MK:

„Der Fehdehandschuh ist hiermit geworfen“

Werner Herzogs Manifest: Die MINNESOTA DECLARATION

Einer der bei unabhängigen Filmemachern dieser Tage besonders geschätzten und zitierten Texte von Werner Herzog ist die sogenannte MINNESOTA DECLARATION, die der Künstler 1999 im Walker Art Center in Minnesota aus Anlass seines Dokumentarfilms „Lektionen in Finsternis“ verlesen hat.

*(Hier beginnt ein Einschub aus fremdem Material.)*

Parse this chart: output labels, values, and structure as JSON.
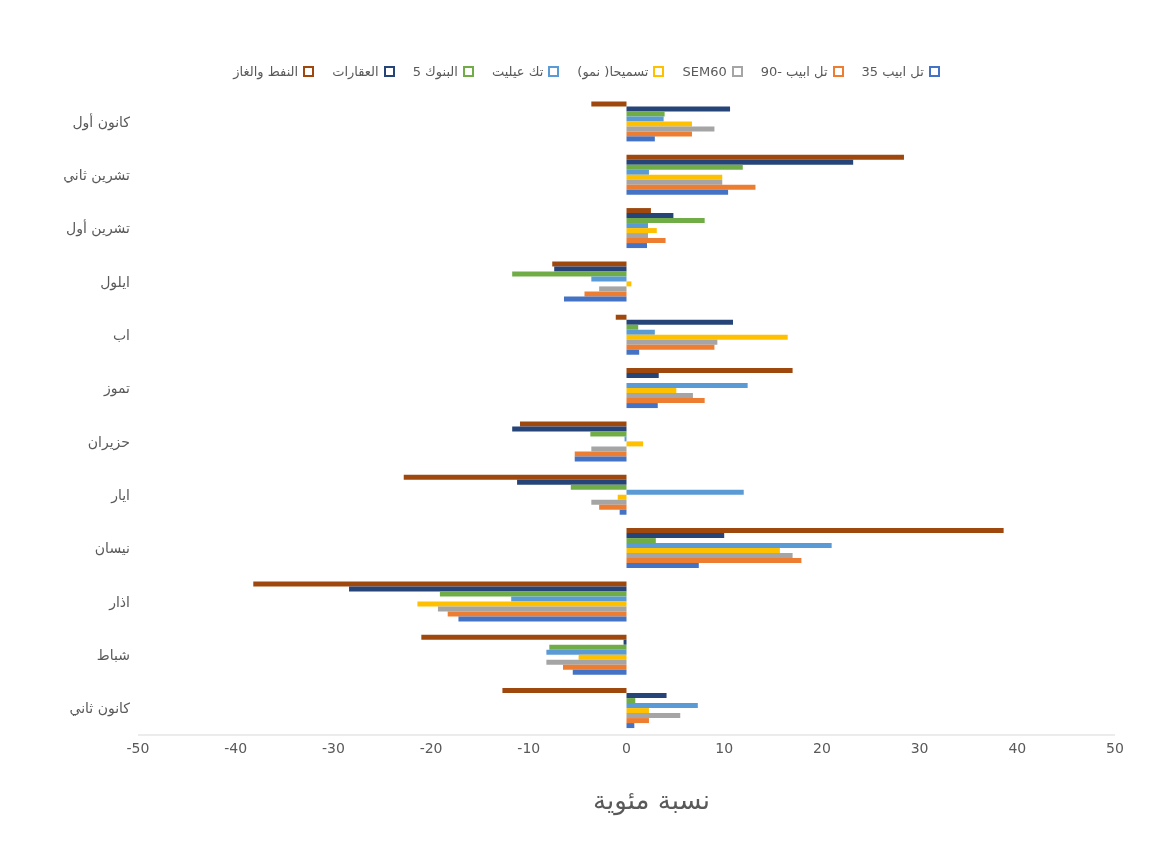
{
  "chart_data": {
    "type": "bar",
    "orientation": "horizontal",
    "xlabel": "نسبة مئوية",
    "categories": [
      "كانون أول",
      "تشرين ثاني",
      "تشرين أول",
      "ايلول",
      "اب",
      "تموز",
      "حزيران",
      "ايار",
      "نيسان",
      "اذار",
      "شباط",
      "كانون ثاني"
    ],
    "series": [
      {
        "name": "تل ابيب 35",
        "color": "#4472c4",
        "values": [
          2.9,
          10.4,
          2.1,
          -6.4,
          1.3,
          3.2,
          -5.3,
          -0.7,
          7.4,
          -17.2,
          -5.5,
          0.8
        ]
      },
      {
        "name": "تل ابيب -90",
        "color": "#ed7d31",
        "values": [
          6.7,
          13.2,
          4.0,
          -4.3,
          9.0,
          8.0,
          -5.3,
          -2.8,
          17.9,
          -18.3,
          -6.5,
          2.3
        ]
      },
      {
        "name": "SEM60",
        "color": "#a5a5a5",
        "values": [
          9.0,
          9.8,
          2.2,
          -2.8,
          9.3,
          6.8,
          -3.6,
          -3.6,
          17.0,
          -19.3,
          -8.2,
          5.5
        ]
      },
      {
        "name": "تسميحا( نمو)",
        "color": "#ffc000",
        "values": [
          6.7,
          9.8,
          3.1,
          0.5,
          16.5,
          5.1,
          1.7,
          -0.9,
          15.7,
          -21.4,
          -4.9,
          2.3
        ]
      },
      {
        "name": "تك عيليت",
        "color": "#5b9bd5",
        "values": [
          3.8,
          2.3,
          2.2,
          -3.6,
          2.9,
          12.4,
          -0.2,
          12.0,
          21.0,
          -11.8,
          -8.2,
          7.3
        ]
      },
      {
        "name": "البنوك 5",
        "color": "#70ad47",
        "values": [
          3.9,
          11.9,
          8.0,
          -11.7,
          1.2,
          0,
          -3.7,
          -5.7,
          3.0,
          -19.1,
          -7.9,
          0.9
        ]
      },
      {
        "name": "العقارات",
        "color": "#264478",
        "values": [
          10.6,
          23.2,
          4.8,
          -7.4,
          10.9,
          3.3,
          -11.7,
          -11.2,
          10.0,
          -28.4,
          -0.3,
          4.1
        ]
      },
      {
        "name": "النفط والغاز",
        "color": "#9e480e",
        "values": [
          -3.6,
          28.4,
          2.5,
          -7.6,
          -1.1,
          17.0,
          -10.9,
          -22.8,
          38.6,
          -38.2,
          -21.0,
          -12.7
        ]
      }
    ],
    "xlim": [
      -50,
      50
    ],
    "xticks": [
      -50,
      -40,
      -30,
      -20,
      -10,
      0,
      10,
      20,
      30,
      40,
      50
    ],
    "legend": "top",
    "grid": false
  }
}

  1. Kraft dieser Erklärung wird dem so genannten Cinema verité die verité, die Wahrheit, abgesprochen. Erreicht wird bloß eine oberflächliche Wahrheit: die Wahrheit der Buchhalter.
  2. Ein prominenter Vertreter des Cinema verité hat öffentlich erklärt, mit einer Kamera und aufrichtigem Bemühen finde jeder ohne weiteres die Wahrheit. Er ähnelt dem Nachtwächter am Obersten Gericht, der von zu viel kodifiziertem Recht und Verfahrensregeln wenig hält. „Mir persönlich“, sagt er, „würde ein einziges Gesetz reichen: der Schuft gehört hinter Gitter.“ Leider hat er zum Teil für den Großteil der meisten die meiste Zeit recht.
  3. Das Cinema verité verwechselt Faktum und Wahrheit und beackert nur ein Feld von Steinen. Und doch besitzt das Faktische mitunter eine so eigentümliche und bizarre Macht, dass die ihm innewohnende Wahrheit kaum glaublich scheint.
  4. Fakten schaffen Normen, aber die Wahrheit Erleuchtung.
  5. Im Film liegt die Wahrheit tiefer und es gibt so etwas wie poetische, ekstatische Wahrheit. Sie ist geheimnisvoll und schwer greifbar, man kommt ihr nur durch Dichtung, Erfindung, Stilisierung bei.
  6. Vertreter des Cinema verité gleichen Touristen, die ihre Photos in Ruinen des Faktischen machen.
  7. Tourismus ist Sünde, zu Fuß reisen Tugend.
  8. Jedes Frühjahr brechen reihenweise Menschen auf Motorschlitten durchs morsche Eis der Seen von Minnesota und ertrinken. Es wird der Ruf nach Präventivgesetzen laut. Der neue Gouverneur, Ex-Ringer und Bodyguard, hat darauf die einzig richtige Antwort: „Dummheit lässt sich gesetzlich nicht regeln.“
  9. Der Fehdehandschuh ist hiermit geworfen.
  10. Der Mond ist öde und dumm. Die Natur ruft und redet mit niemand, allerdings furzt gelegentlich ein Gletscher. Lauscht bloß nicht dem „Lied vom Leben“.
  11. Wir sollten froh sein, dass das Universum kein Lächeln kennt.
  12. Das Leben der Tiefsee muss höllisch sein. Eine grenzenlose, gnadenlose Hölle ständiger höchster Gefahr. So höllisch, dass einige Arten – darunter der Mensch – im Laufe der Evolution daraus hervor gekrochen sind und sich aufs Trockene einiger kleiner Kontinente gerettet haben, wo die Lektionen in Finsternis weitergehen.